Electrolyte-gated field Effect Transistors Based on Cu Interdigitated Electrode for H2O2 and Glucose Sensing

Abstract

A copper interdigitated electrode was patterned on a piece of printed circuit board. A layer of CNRG-CS composite prepared using graphitic carbon nitride, reduced graphene oxide and chitosan was immobilized on Cu interdigitated electrode as semiconductive channel.

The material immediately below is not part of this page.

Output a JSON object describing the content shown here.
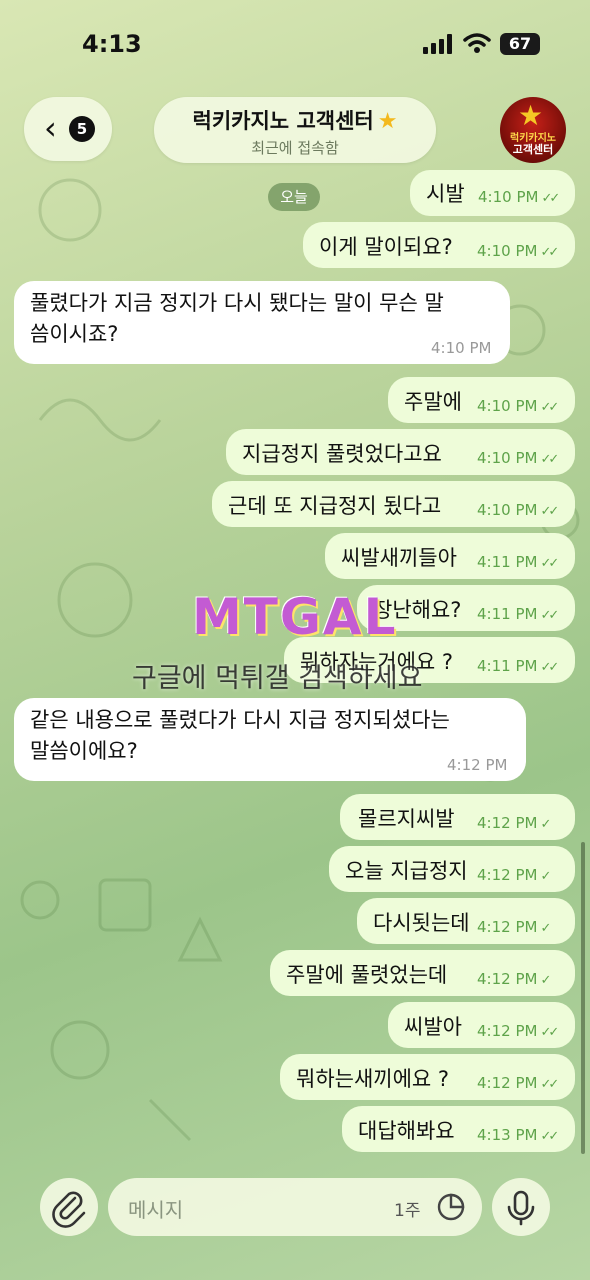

Then, the prepared CNRG-CS modified Cu interdigitated electrode was positioned into a home-made chamber to assemble an electrolyte-gated field effect transistor (EGFET)-based sensor for the non-enzymatic detection of H2O2. Also, glucose oxidase (GOx) was immobilized on CNRG-CS modified Cu interdigitated electrode to prepare CNRG-CS/GOx modified Cu interdigitated electrode and to assemble an EGFET-based biosensor for the enzymatic detection of glucose. Two linear dynamic ranges of 0.16 − 8.0 μM and 8.0 − 160 μM were obtained for H2O2 detection. Also, two linear dynamic ranges of 0.15 − 3.5 μM and 3.5 − 80 μM were obtained for glucose detection. The detection limits (S/N = 3) for H2O2 and glucose were 0.12 and 0.14 μM, respectively. The relative standard deviations for repetitive measurements (n = 3) of H2O2 (3.0 μM) and glucose (3.0 μM) were 1.8 and 2.5%, respectively.